A public limited company has all the advantages of private limited company and the ability to have any number of members, ease in transfer of shareholding and more transparency. Limited Liability Partnership – New way of Business in India : – Hi Readers, in this Article we will discuss about LLP advantages and disadvantages in India. What are the advantages and disadvantages of public limited companies?


What is a private limited company? Limited liability:Shareholders often find holding shares in companies more attractive than (for example) going into partnership because they have limited or no liability for the debts of the company. By contrast, in a partnership, partners can be both jointly and severally liable for each other’s debts.

Strength in numbers: A company is by definition a group of people working together. Prestige:Once a company’s name gets known among the general public, it starts to carry with it a certain prestige that attracts high calibre employees and shareholders. Ownership can easily be transferred:Some business structures, such as partnerships, make it very hard to change who owns the business.


See full list on importantindia. If you are an owner of a company, you can expect there to be plenty of committees, board meetings, regulatory filings and other administrative tasks taking up your time. Indirect control of shareholders:Shareholders, who are the real owners, have limited control in the day-to-day activities of the company. Double taxation:In many countries, corporations have to pay tax twice on their earnings. First, the corporation pays tax on its profits.


Then, they pay the dividend distribution tax (DDT) on the amount.

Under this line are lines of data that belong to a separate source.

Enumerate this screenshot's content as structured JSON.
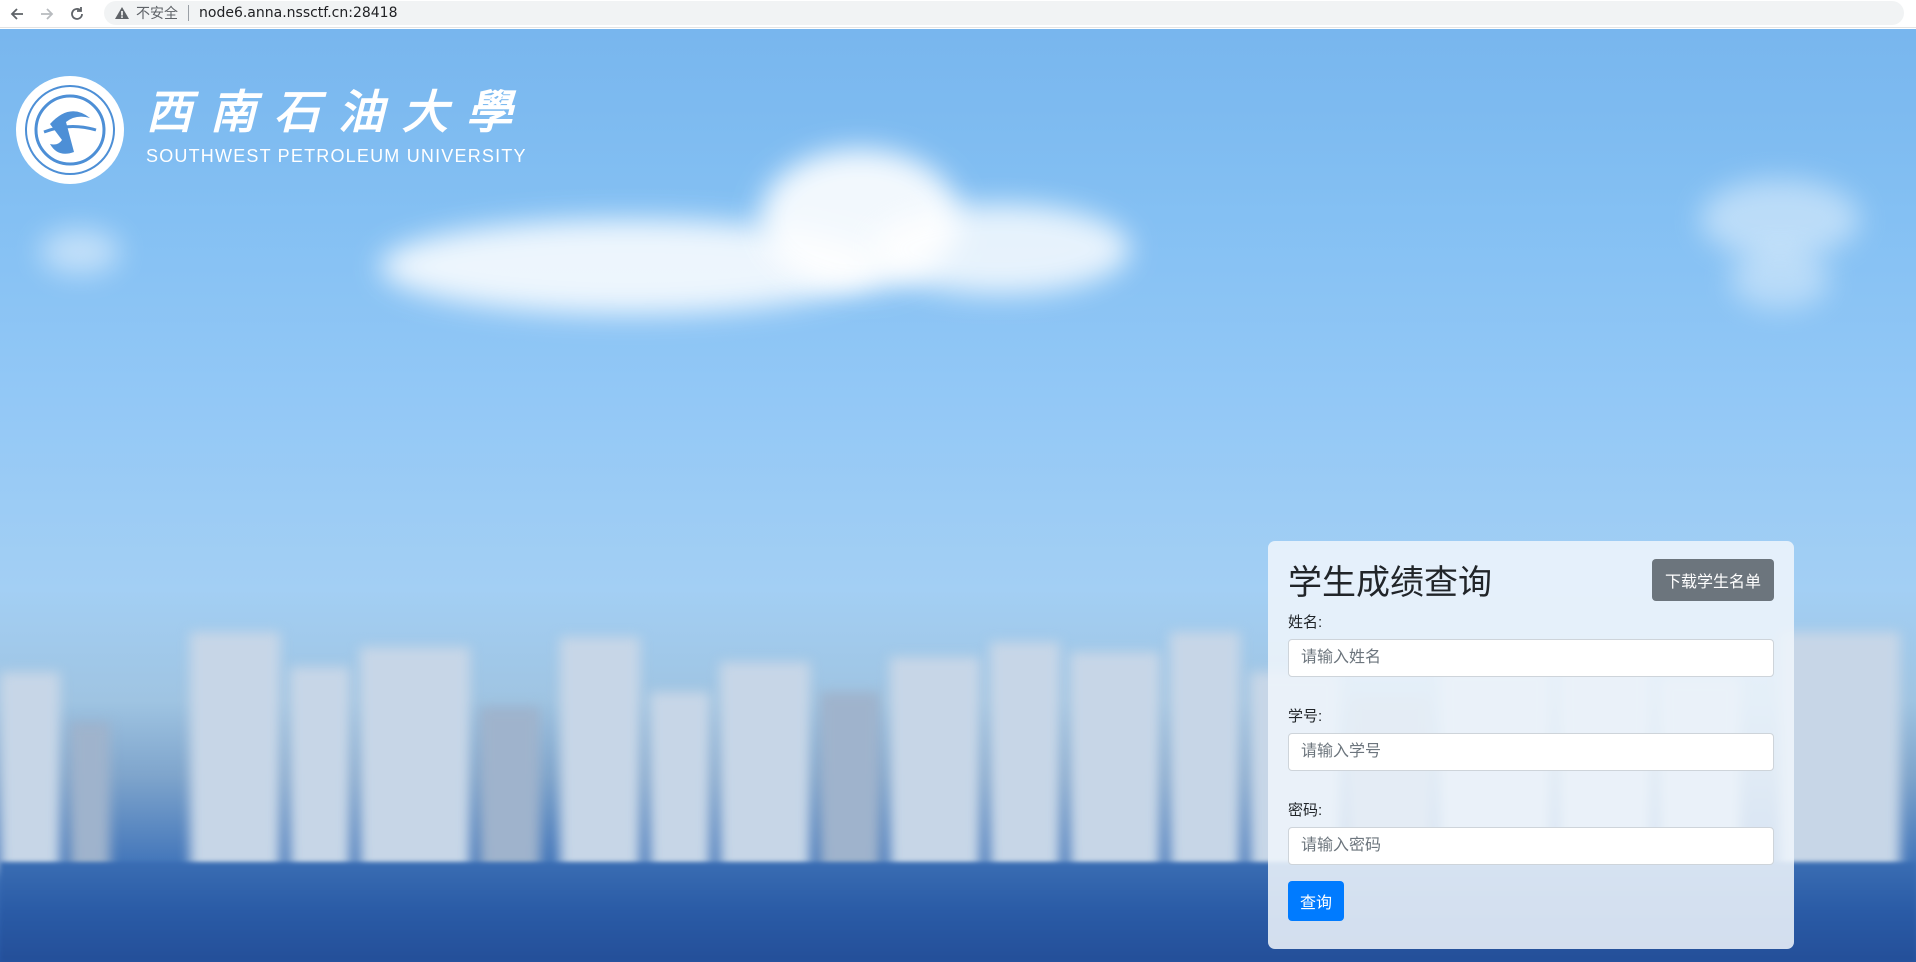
{
  "browser": {
    "insecure_label": "不安全",
    "url": "node6.anna.nssctf.cn:28418",
    "back_icon": "arrow-left-icon",
    "forward_icon": "arrow-right-icon",
    "reload_icon": "reload-icon",
    "warning_icon": "warning-triangle-icon"
  },
  "logo": {
    "name_cn": "西南石油大學",
    "name_en": "SOUTHWEST PETROLEUM UNIVERSITY"
  },
  "form": {
    "title": "学生成绩查询",
    "download_button": "下载学生名单",
    "fields": [
      {
        "label": "姓名:",
        "placeholder": "请输入姓名"
      },
      {
        "label": "学号:",
        "placeholder": "请输入学号"
      },
      {
        "label": "密码:",
        "placeholder": "请输入密码"
      }
    ],
    "submit_button": "查询"
  },
  "colors": {
    "primary": "#007bff",
    "secondary": "#6c757d"
  }
}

A company or corporation is a good example of how working together with others in the business world has many advantages – not least in terms of maximizing profits. However, there are several restrictions involved in being part of a company, and it is good to be aware of these before becoming part of a company. As well as those forming new companies , a proper evaluation of the advantages and disadvantages of a public limited company will be needed for an existing private limited company. So let us see what are some major advantages and disadvantages of incorporating a private limited company.


A company is a legal entity and a juristic person established under the Act. Though public limited company structure of a business enterprise has many distinct advantages and therefore it is most preferred business structure for large business enterprises in India. However there are few disadvantages of opting for this business structure too. Some disadvantages include complex accounts, public records and accountant fees. Secondly, it means that those who invest in the firm are protected from extreme loss if the company fails.


It can be registered with a minimum of two people. Limited liability protection to shareholders, ability to raise equity funds, separate legal entity status make it the most recommended type of business entity for millions of small and medium. Public Limited Company (Plc) Larger businesses may choose to become a public limited company (Plc). While owning a private limited company has several advantages , there are some disadvantages associated with it as well, such as the inability to publicly sell shares and limits on.


Such form of business has a wide legal capacity to own property and incur debts. Not suitable for large businesses. If the paid-up capital of an OPC exceeds Rs.


OPC needs to mandatorily convert into a private limited company. Its liability is limited to the extent of their shares.

Shareholders either can manage the company on their own or hire directors to do the same. What’s more, is that such an entity has minimal compliance requirements and need not conduct an external audit of its books until it has a turnover of Rs. The limit on maximum no. Companies also may struggle if they are unreliable or have seasonal traits, such as a manufacturer of Christmas gifts.


Having Shares will fund expansion, allowing the business to grow. Tax Advantages Private limited companies enjoy tax advantages in addition to limited liability. These companies usually write PLC after their names. Minimum value of shares to be issued (in UK) is £5000.


This also raises company profile. There is limited liability for the shareholders. A company can raise additional capital by issuing more shares or debentures. Greater borrowing power. Both private and public limited companies have it’s own advantages and disadvantages.


An entrepreneur has to choose the type based on his funding plans. Let’s take a look at the key factors of both Private and Public ltd companies. Joint Stock Company – Advantages and Disadvantages Advantages of Joint Stock Company : 1. Thus there is no risk of all the assets of the person being lost because of a single mistake. A private company suffers from the following limitations: 1. Its credit standing is lower than that of a public company.


Therefore, the financial and managerial resources of a private company are comparatively limited.

No comments:

Post a Comment

Note: Only a member of this blog may post a comment.